函館市の特別養護老人ホーム「恵楽園」に勤務していた元職員が、おととし、施設内での不適切な身体拘束などの虐待行為を市に内部通報したあと、懲戒解雇されたことをめぐり起こしたもので、運営法人に対し、解雇の無効のほか慰謝料や未払い賃金など980万円余りの支払いを求めていました。
裁判で運営法人側は「懲戒解雇は原告によるパワハラを理由にしたものだ」とした上で、「内部通報は関係ない」などとして、訴えを退けるよう求めていました。
8日の判決で函館地方裁判所の五十嵐浩介裁判長は、内部通報を理由とした懲戒解雇は違法だとして慰謝料を求める請求について、「運営法人側が解雇を決定した時点で通報の存在を認識していたとは認められない」として運営法人側の賠償責任を否定しました。
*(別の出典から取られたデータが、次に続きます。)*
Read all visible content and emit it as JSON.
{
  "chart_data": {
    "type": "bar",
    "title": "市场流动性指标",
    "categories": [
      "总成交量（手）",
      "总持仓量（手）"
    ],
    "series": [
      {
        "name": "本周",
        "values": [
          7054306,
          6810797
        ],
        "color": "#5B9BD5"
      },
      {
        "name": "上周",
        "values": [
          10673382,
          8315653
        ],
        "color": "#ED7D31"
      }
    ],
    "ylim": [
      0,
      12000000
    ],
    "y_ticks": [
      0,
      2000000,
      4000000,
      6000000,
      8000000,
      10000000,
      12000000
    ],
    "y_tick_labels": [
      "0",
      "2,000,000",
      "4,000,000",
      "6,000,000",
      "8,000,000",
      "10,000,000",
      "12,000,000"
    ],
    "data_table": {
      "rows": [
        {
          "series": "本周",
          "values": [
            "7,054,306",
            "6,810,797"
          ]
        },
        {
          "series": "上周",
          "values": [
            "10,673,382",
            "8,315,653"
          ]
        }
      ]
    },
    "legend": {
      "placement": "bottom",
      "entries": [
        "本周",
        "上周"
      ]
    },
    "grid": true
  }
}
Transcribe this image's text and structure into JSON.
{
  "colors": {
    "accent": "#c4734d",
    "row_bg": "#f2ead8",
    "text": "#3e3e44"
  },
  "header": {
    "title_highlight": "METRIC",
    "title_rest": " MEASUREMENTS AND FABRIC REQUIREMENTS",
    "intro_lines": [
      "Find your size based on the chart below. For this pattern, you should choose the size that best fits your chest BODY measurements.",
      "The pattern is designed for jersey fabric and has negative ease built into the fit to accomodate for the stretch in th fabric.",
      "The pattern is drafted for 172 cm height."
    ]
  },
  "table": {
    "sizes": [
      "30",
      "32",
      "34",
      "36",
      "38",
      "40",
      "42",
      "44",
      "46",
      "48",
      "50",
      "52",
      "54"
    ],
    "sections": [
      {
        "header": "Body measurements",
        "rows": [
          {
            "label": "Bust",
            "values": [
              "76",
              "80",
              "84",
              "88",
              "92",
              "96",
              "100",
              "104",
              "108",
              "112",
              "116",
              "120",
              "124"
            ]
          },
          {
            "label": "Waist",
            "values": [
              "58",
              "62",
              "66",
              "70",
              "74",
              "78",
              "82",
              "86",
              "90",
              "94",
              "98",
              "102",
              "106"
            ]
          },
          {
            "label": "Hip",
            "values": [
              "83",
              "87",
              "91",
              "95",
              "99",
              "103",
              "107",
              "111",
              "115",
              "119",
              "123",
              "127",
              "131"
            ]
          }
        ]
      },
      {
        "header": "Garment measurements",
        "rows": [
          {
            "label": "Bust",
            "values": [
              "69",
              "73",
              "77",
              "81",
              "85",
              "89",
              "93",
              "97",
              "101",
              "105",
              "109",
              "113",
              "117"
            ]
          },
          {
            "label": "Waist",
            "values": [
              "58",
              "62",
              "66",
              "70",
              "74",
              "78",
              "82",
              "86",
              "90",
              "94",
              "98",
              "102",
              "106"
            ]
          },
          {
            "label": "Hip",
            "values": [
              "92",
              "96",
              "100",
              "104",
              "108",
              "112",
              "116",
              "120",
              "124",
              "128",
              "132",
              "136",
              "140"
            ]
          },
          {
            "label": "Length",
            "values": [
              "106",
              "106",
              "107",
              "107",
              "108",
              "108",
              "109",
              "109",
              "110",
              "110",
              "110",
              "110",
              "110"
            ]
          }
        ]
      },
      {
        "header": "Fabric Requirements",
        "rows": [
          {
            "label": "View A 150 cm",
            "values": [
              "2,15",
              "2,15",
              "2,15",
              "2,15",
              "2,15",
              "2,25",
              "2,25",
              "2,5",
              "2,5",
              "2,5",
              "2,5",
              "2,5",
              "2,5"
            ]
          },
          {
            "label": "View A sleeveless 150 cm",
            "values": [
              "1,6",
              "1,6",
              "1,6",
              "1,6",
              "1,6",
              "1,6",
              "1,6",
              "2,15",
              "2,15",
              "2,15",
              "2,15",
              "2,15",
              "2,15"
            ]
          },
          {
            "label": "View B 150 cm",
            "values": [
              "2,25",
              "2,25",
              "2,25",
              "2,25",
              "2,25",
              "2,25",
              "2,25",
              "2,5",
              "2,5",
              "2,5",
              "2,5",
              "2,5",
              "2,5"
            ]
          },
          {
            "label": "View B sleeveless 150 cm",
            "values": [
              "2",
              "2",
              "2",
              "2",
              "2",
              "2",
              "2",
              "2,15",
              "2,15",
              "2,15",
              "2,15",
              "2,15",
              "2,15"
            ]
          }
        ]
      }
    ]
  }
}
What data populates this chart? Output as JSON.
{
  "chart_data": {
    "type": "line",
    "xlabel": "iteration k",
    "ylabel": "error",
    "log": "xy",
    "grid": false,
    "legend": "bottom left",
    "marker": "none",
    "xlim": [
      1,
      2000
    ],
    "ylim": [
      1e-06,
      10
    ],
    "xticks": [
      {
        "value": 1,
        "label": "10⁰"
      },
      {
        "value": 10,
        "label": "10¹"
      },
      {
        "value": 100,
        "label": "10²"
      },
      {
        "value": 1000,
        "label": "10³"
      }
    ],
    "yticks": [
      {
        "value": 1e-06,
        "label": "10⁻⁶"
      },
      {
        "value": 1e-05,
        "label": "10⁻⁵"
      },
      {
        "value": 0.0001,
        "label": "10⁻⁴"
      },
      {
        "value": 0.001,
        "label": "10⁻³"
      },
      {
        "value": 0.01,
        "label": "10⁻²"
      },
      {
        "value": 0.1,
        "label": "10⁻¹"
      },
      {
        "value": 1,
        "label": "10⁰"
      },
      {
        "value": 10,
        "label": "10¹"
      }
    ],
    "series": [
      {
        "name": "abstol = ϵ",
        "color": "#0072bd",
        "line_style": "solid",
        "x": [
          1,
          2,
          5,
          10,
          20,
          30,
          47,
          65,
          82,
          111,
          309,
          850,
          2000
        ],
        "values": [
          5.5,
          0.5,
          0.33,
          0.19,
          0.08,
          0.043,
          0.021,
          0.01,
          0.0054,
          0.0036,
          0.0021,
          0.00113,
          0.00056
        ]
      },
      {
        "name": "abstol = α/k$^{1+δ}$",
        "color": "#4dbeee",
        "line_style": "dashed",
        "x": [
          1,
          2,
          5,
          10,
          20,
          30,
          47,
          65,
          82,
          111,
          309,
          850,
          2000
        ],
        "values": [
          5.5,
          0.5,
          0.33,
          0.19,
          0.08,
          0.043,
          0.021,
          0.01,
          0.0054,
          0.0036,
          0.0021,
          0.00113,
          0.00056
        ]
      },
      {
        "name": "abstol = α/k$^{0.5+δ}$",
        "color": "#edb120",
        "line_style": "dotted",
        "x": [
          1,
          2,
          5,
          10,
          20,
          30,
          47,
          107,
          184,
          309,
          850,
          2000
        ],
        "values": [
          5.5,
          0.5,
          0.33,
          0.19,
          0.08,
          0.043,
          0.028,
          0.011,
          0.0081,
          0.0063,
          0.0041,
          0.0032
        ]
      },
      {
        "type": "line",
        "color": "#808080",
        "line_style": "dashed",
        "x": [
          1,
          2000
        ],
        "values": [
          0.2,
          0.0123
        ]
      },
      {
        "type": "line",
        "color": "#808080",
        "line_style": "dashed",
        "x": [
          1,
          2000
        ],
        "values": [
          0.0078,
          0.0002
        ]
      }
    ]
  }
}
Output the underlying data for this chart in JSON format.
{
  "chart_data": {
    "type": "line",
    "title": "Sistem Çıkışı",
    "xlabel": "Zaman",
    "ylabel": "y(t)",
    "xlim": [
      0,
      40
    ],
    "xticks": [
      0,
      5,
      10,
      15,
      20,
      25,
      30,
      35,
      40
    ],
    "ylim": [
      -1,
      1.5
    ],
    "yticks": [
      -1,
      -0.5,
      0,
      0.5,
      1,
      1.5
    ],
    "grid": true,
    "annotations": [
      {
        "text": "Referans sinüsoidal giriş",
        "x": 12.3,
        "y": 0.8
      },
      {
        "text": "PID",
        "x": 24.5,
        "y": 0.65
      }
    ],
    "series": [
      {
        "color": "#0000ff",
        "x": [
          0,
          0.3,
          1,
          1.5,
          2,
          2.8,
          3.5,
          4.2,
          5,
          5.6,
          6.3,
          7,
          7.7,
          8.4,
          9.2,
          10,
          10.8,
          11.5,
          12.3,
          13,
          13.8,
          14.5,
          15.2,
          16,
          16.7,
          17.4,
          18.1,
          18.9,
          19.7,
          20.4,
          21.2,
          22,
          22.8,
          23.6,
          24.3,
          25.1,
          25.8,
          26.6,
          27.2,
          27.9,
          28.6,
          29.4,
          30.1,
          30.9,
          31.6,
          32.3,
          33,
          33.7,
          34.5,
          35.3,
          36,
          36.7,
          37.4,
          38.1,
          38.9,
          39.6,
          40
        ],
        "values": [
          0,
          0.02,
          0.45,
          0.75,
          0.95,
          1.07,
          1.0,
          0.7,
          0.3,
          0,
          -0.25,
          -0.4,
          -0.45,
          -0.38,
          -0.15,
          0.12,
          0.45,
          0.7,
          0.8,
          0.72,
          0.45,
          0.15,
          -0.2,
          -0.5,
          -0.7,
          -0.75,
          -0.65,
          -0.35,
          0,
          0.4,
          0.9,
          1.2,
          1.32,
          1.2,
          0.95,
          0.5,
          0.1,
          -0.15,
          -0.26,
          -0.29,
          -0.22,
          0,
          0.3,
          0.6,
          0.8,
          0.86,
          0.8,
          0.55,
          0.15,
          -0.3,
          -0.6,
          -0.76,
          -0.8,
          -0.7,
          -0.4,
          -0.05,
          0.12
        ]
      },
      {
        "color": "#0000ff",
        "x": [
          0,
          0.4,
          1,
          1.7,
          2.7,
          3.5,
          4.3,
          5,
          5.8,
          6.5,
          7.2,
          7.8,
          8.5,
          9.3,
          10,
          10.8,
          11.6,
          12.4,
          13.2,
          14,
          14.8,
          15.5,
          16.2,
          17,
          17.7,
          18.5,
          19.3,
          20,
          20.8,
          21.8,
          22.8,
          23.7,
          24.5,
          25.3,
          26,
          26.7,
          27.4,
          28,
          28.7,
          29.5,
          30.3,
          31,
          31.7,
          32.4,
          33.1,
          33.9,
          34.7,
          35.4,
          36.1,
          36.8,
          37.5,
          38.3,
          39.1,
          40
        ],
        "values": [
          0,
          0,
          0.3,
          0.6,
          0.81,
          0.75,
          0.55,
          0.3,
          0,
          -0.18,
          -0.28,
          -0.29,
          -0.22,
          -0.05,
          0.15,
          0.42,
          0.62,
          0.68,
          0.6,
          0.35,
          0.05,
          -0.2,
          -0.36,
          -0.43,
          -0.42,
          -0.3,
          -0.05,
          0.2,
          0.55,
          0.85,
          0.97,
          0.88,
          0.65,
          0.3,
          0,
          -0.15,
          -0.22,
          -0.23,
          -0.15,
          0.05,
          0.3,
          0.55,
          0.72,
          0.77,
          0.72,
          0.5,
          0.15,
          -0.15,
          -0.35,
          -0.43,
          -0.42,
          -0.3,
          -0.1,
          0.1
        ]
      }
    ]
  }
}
一方で、五十嵐裁判長は、「原告の行為の中には懲戒事由に該当しうるものもあるが、最も重い懲戒解雇とするには客観的で合理的な理由があるとはいえない」などとして運営法人側の懲戒解雇処分を無効とする判決を言い渡しました。
その上で、運営法人側に対して、月額給与や期末手当として未払分や将来分の賃金などを支払うよう命じました。
8日の判決のあと、原告側が札幌市内で会見を開きました。
この中で、原告の女性は、「施設は再発防止策を徹底し、入居者のために尊厳と命を守るための抜本的な改善をすべきです。そして、行政にも監査と指導の強化を強く求めます。声を上げた者が潰される社会ではなく、声を上げた者が守られる社会であることを望みます」と涙ながらに話しました。
一方で、原告の市への内部通報が懲戒解雇の理由ではなく、損害賠償請求が認められなかった点について、「解雇されたのは報復としか思えない対処だったので、不利益な取り扱いが認められなかったのは残念です」と話しました。
弁護団の倉茂尚寛弁護士は「判決で通報を理由にした懲戒解雇であると認められなかった点に課題があると思う」と話しました。
判決について、函館市の特別養護老人ホーム「恵楽園」の運営法人は、NHKの取材に対して、「コメントは差し控えます」としています。